= Richard Ferdinand Floyd =

Richard Ferdinand Floyd (1810-1870) was an American soldier from the U.S. state of Gerogia.

He was born in Camden County, Georgia, on July 7, 1810, to John and Isabella Floyd. His father, John Floyd (Georgia politician), served in the American army in the War of 1812 as a major general and was later elected to the United States House of Representatives.

Floyd's childhood was spent on the family plantation, Fairfield, in Camden County. As he matured, he followed in his father's footsteps, serving as a captain of Georgia troops in the Second Seminole War and entering public service as sheriff of the county. After the Second Seminole War, Floyd moved to St. Augustine, Florida and was employed as a draftsman before moving on to manage a plantation in St.

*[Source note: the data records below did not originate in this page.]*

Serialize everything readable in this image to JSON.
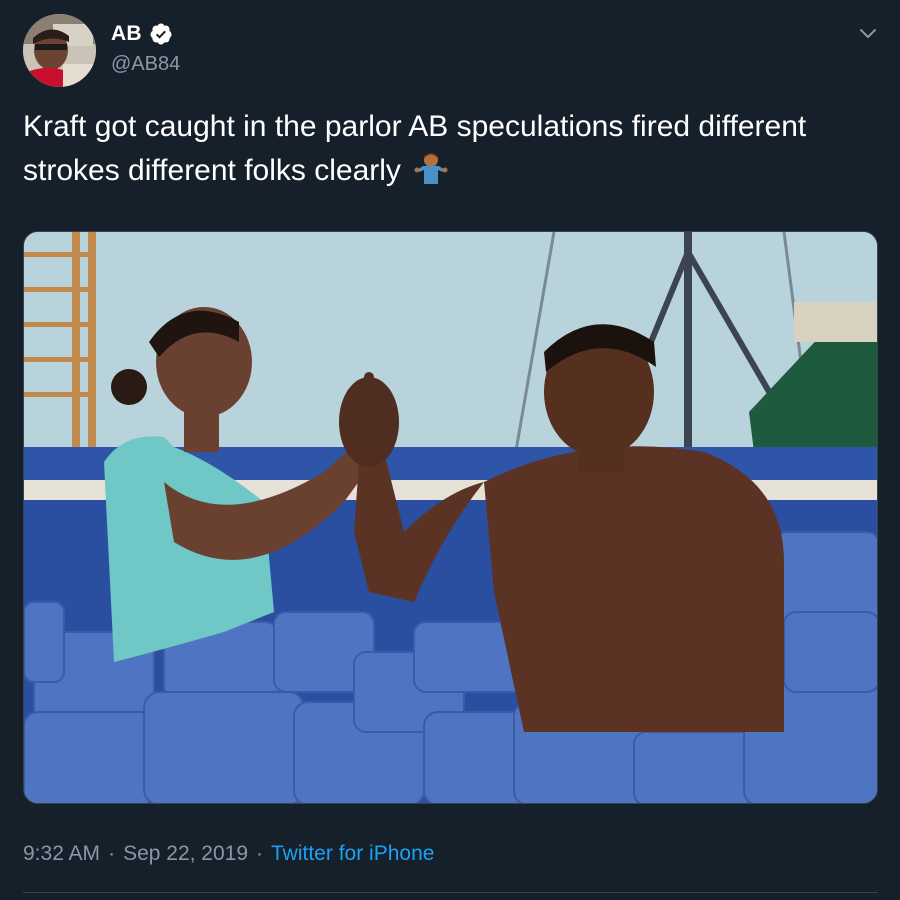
{
  "author": {
    "display_name": "AB",
    "handle": "@AB84",
    "verified": true
  },
  "tweet": {
    "text": "Kraft got caught in the parlor AB speculations fired different strokes different folks clearly",
    "emoji": "person-shrugging-emoji"
  },
  "meta": {
    "time": "9:32 AM",
    "separator": "·",
    "date": "Sep 22, 2019",
    "source": "Twitter for iPhone"
  },
  "colors": {
    "background": "#15202b",
    "secondary_text": "#8899a6",
    "link": "#1da1f2",
    "verified_badge": "#ffffff"
  },
  "icons": [
    "verified-badge-icon",
    "chevron-down-icon"
  ]
}
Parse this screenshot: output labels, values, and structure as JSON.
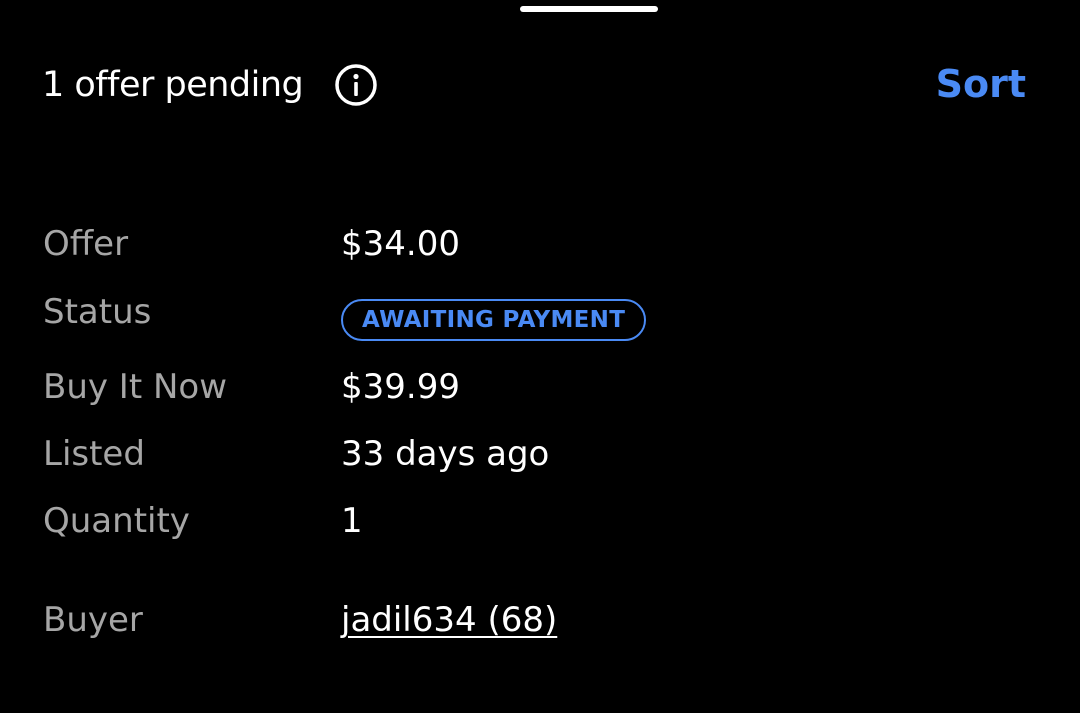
{
  "header": {
    "title": "1 offer pending",
    "info_icon": "info-circle-icon",
    "sort_label": "Sort"
  },
  "details": {
    "offer": {
      "label": "Offer",
      "value": "$34.00"
    },
    "status": {
      "label": "Status",
      "value": "AWAITING PAYMENT"
    },
    "buy_it_now": {
      "label": "Buy It Now",
      "value": "$39.99"
    },
    "listed": {
      "label": "Listed",
      "value": "33 days ago"
    },
    "quantity": {
      "label": "Quantity",
      "value": "1"
    },
    "buyer": {
      "label": "Buyer",
      "value": "jadil634 (68)"
    }
  },
  "colors": {
    "background": "#000000",
    "accent": "#4a8af4",
    "label": "#a6a6a6",
    "text": "#ffffff"
  }
}
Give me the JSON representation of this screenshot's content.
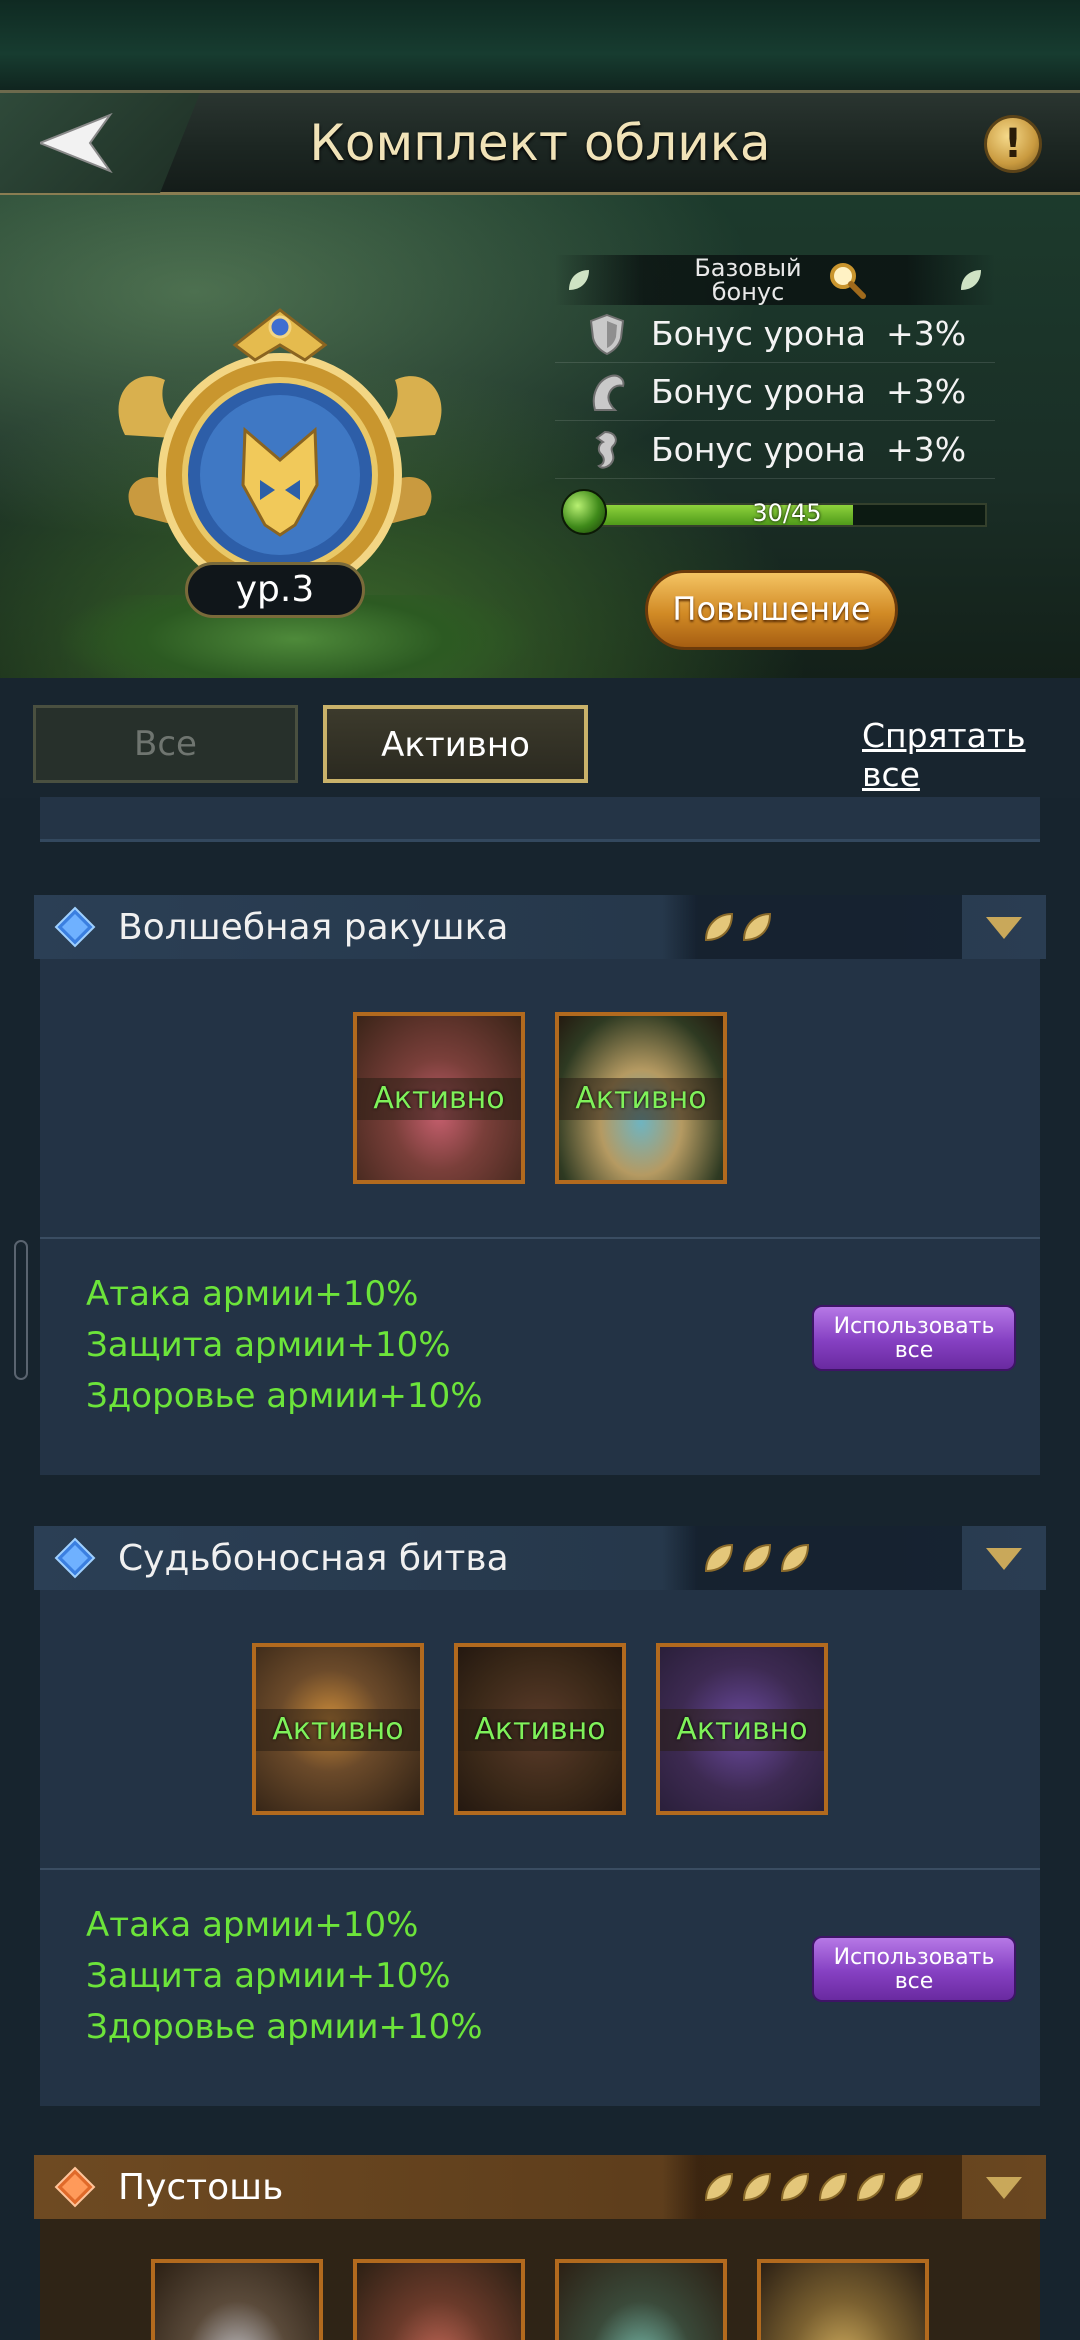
{
  "header": {
    "title": "Комплект облика",
    "back_label": "",
    "info_label": "!"
  },
  "hero": {
    "level": "ур.3",
    "bonus_title": "Базовый бонус",
    "bonuses": [
      {
        "icon": "shield-icon",
        "label": "Бонус урона",
        "value": "+3%"
      },
      {
        "icon": "wolf-icon",
        "label": "Бонус урона",
        "value": "+3%"
      },
      {
        "icon": "seahorse-icon",
        "label": "Бонус урона",
        "value": "+3%"
      }
    ],
    "progress_text": "30/45",
    "progress_fraction": 0.667,
    "upgrade_label": "Повышение"
  },
  "tabs": {
    "all_label": "Все",
    "active_label": "Активно",
    "hide_all_label": "Спрятать все"
  },
  "sets": [
    {
      "name": "Волшебная ракушка",
      "leaf_count": 2,
      "items": [
        {
          "status": "Активно",
          "colors": [
            "#5b3a2a",
            "#c65f6e"
          ]
        },
        {
          "status": "Активно",
          "colors": [
            "#3a4a2a",
            "#6fb4c0"
          ]
        }
      ],
      "stats": [
        "Атака армии+10%",
        "Защита армии+10%",
        "Здоровье армии+10%"
      ],
      "use_all_label": "Использовать все"
    },
    {
      "name": "Судьбоносная битва",
      "leaf_count": 3,
      "items": [
        {
          "status": "Активно",
          "colors": [
            "#4a3320",
            "#c98a3a"
          ]
        },
        {
          "status": "Активно",
          "colors": [
            "#3a2818",
            "#5c3c2a"
          ]
        },
        {
          "status": "Активно",
          "colors": [
            "#3d2a52",
            "#6b4aa0"
          ]
        }
      ],
      "stats": [
        "Атака армии+10%",
        "Защита армии+10%",
        "Здоровье армии+10%"
      ],
      "use_all_label": "Использовать все"
    }
  ],
  "wasteland": {
    "name": "Пустошь",
    "leaf_count": 6
  },
  "colors": {
    "accent_green": "#6ce43a",
    "active_label_green": "#7ff15a",
    "upgrade_orange": "#d18a25",
    "use_all_purple": "#8540c2",
    "card_blue": "#233345"
  }
}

John's County, Florida.

When the Civil War erupted, Florida Governor John Milton (Florida politician) appointed Floyd as a colonel in the Florida state troops and employed his as an aide-de-camp. Floyd was characterized as "a skillful officer, and a brave and honorable man, with a reputation as a gentleman and an officer above reproach." Floyd was dispatched to Apalachicola, Florida in the fall of 1861 to command the garrison.

Floyd was promoted to brigadier general and commander-in-chief of Florida's state troops on November 29, 1861, by Governor Milton. He remained in Apalachicola, preparing the defenses of the city and making it the crux of western Florida's defenses. His troops policed illegal trade between locals and the Union blockade fleet, eventually finding it necessary to stop all outbound traffic on the Apalachicola River. In March 1862, his brigade disbanded and Floyd went to eastern Florida to raise guerrillas. Governor Milton lobbied Confederate President Jefferson Davis to appoint Floyd as a Confederate general, but failed to persuade Davis. Instead, Floyd was made colonel of the volunteers of the 8th Florida Infantry regiment on July 15, 1862. Poor health forced Floyd to resign his commission less than three months later on October 2, 1862, ending his military career.

His estate and fortune devastated by the war, Floyd became an insurance agent in Clay County, Florida where he resided until his death on June 27, 1870. He is interred in Hickory Grove Cemetery in Green Cove Springs, Florida.